The work Wirz has been making recently focuses on relations by way of materials. It deals with processing and its means, processing and its products, processing and waste. So alongside materials that are raw and others that were processed, just not by human hands, we find steel, glass, and mass-produced garments. We see beeswax that was bleached artificially and text and image fragments from newspapers repurposed via papier mâché. These materials have history, but it’s abstract. We don’t see industry represented or critiqued; we see the results of its infrastructure set within a broader context. The work consistently frames contemporary culture in terms of environment and nature in terms of a shifting timeline. Wirz’s work is research-driven, but in a general way––into naturally occurring and widely distributed forms that might thus seem originary or universal. Of course, this raises questions about that nature, those origins, that universalism. If these sound like familiar questions, it could nevertheless be argued that, lately, ‘nature’ has been pressing on or prompting a shift in our understanding of ‘culture,’ once again highlighting how unreliable that distinction is.
The recent, relations-forward discourse on materials seems to represent a logical context for Wirz’s practice. That discourse would also seem to offer a welcome contrast to technophilic narratives of pure information, pure materials, and frictionless circulation. When I looked into Bruno Latour’s already 15-year-old introduction to actor-network theory, I was struck by the indirect aspect of it, in that it’s actually about materials such as speed bumps and how they can determine human behavior. Since seemingly incidental objects or infrastructural elements can have a leveling effect on subject responses, for example leading all drivers to slow down, we should perhaps understand the role they play as active or at least substantial. While speed bumps and frames aren’t the same thing, I do see a connection to Wirz’s ongoing interest in framing devices as they relate to artworks. Already as a student, he was making work dealing with pedestals. Now those white, soberly rectilinear, standard versions are packed with a layer of humus or have swollen in places with a kind of body. All the works in this show have frames, too. The pieces on the wall have their wooden edges with rounded corners inherited by way of contemporary tech. The leg-like cilia of the standing sculptures are themselves frames. By plugging the styrofoam-and-soil “Heaters” into the wall, Wirz implicates the gallery architecture as a container, thus emphasizing context and connectivity. He has elsewhere created his own environments by laying carpet, clothes, or soil from wall to wall or formed backdrops by draping a given wall with fabric.

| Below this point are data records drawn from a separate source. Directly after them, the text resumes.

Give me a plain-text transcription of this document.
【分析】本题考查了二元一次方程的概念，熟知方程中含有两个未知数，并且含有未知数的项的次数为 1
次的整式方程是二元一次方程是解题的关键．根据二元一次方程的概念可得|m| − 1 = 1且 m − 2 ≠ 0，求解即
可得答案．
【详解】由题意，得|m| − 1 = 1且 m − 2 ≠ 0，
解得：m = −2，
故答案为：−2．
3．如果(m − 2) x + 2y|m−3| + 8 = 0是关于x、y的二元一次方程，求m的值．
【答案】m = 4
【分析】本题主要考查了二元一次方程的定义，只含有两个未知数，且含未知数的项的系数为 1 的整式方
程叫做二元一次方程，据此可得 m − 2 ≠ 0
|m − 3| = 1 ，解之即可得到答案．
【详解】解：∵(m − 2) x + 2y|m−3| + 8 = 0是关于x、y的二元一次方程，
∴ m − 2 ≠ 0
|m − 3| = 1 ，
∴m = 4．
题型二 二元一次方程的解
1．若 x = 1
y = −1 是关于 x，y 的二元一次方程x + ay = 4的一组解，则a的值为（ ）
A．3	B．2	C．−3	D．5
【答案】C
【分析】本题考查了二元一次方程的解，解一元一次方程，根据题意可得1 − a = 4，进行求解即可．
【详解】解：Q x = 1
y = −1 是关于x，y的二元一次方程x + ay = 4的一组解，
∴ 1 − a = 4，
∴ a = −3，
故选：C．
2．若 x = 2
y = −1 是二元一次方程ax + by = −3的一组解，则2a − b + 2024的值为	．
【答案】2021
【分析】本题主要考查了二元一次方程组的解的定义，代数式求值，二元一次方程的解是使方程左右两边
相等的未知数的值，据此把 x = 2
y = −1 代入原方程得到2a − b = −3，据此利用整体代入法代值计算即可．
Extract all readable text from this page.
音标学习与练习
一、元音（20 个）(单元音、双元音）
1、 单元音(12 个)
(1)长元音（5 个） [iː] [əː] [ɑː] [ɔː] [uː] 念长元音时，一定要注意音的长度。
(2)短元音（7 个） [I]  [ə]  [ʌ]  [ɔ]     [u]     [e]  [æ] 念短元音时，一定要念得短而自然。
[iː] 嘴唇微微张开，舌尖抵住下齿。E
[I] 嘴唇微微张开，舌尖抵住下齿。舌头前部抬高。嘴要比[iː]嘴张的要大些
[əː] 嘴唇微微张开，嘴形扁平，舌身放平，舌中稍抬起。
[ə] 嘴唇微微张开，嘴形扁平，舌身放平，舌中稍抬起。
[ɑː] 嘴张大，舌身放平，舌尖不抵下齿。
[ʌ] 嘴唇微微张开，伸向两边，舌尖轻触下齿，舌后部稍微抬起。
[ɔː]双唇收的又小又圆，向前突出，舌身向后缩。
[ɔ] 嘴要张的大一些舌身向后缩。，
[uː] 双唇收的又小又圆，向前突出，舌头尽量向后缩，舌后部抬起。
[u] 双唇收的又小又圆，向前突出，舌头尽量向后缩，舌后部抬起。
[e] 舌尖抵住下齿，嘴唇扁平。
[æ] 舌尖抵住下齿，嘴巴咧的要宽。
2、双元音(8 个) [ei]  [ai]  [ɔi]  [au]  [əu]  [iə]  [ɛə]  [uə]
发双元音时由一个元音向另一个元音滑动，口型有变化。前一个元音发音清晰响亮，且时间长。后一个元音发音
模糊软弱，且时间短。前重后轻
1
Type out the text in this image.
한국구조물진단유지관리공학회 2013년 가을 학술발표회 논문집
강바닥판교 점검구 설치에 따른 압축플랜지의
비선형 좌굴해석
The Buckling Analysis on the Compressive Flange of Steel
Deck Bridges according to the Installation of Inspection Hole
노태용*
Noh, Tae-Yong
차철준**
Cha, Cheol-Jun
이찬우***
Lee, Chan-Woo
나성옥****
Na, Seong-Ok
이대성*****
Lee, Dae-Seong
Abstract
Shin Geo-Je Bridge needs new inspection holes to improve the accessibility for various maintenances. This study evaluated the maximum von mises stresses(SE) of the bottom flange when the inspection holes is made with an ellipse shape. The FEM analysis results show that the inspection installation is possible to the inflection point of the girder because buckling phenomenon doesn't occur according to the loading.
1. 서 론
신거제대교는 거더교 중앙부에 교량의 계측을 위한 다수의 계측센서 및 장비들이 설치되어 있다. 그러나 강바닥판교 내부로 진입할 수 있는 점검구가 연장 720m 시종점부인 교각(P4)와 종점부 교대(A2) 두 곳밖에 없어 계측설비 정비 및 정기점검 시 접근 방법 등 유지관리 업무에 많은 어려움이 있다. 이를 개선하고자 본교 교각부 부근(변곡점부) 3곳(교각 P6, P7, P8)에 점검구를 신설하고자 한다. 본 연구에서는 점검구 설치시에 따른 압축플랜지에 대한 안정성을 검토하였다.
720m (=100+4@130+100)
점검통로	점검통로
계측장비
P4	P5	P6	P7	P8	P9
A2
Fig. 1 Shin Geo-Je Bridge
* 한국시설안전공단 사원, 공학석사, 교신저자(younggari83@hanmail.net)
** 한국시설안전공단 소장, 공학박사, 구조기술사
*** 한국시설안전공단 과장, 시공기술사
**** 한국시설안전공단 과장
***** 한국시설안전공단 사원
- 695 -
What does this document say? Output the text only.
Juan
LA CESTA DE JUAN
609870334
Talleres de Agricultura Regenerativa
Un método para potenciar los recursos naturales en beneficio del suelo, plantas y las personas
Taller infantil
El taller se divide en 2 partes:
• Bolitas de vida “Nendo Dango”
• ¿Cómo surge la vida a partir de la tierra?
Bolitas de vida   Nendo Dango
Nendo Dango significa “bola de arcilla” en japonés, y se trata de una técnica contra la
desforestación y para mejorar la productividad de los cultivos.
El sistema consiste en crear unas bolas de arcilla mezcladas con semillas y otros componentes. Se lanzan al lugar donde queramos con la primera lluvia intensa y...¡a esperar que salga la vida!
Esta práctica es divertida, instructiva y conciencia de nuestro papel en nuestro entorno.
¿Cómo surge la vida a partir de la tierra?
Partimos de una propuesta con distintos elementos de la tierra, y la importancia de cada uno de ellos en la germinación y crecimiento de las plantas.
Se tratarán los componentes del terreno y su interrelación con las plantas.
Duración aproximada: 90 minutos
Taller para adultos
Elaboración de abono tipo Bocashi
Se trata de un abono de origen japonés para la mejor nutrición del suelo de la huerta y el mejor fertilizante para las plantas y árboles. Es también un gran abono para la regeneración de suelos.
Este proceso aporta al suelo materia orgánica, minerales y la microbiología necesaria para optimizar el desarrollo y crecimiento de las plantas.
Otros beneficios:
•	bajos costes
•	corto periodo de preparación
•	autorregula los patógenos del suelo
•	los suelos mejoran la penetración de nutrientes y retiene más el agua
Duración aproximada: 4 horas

The heart of this work is almost certainly what happens to the means themselves, what binds them together, and––in a kind of parallel movement––what associations viewers then draw from them. The title “Verwachsen” could describe that connective force. Wirz would probably also talk about it in terms of energy or magic, whereas I would tend to think in terms of a sociocultural frame of reference or in terms of infrastructure, like clothing manufacturing. I have questions about creating myths for the contemporary everyday. Are narratives of transformation and extension not just euphemisms for optimization and economic growth? Does the emphasis on non-human agency and intelligence not deflect from urgent questions about how human agency is currently being both exercised as well as restricted? Do materials allow us to speak in terms of structure? Does adaptation promise too rosy a future? This said, an insistently cultural frame might occlude thinking about the non-human or prohibit alternative ways of thinking and forms of life. Wirz’s material language invites this kind of speculation.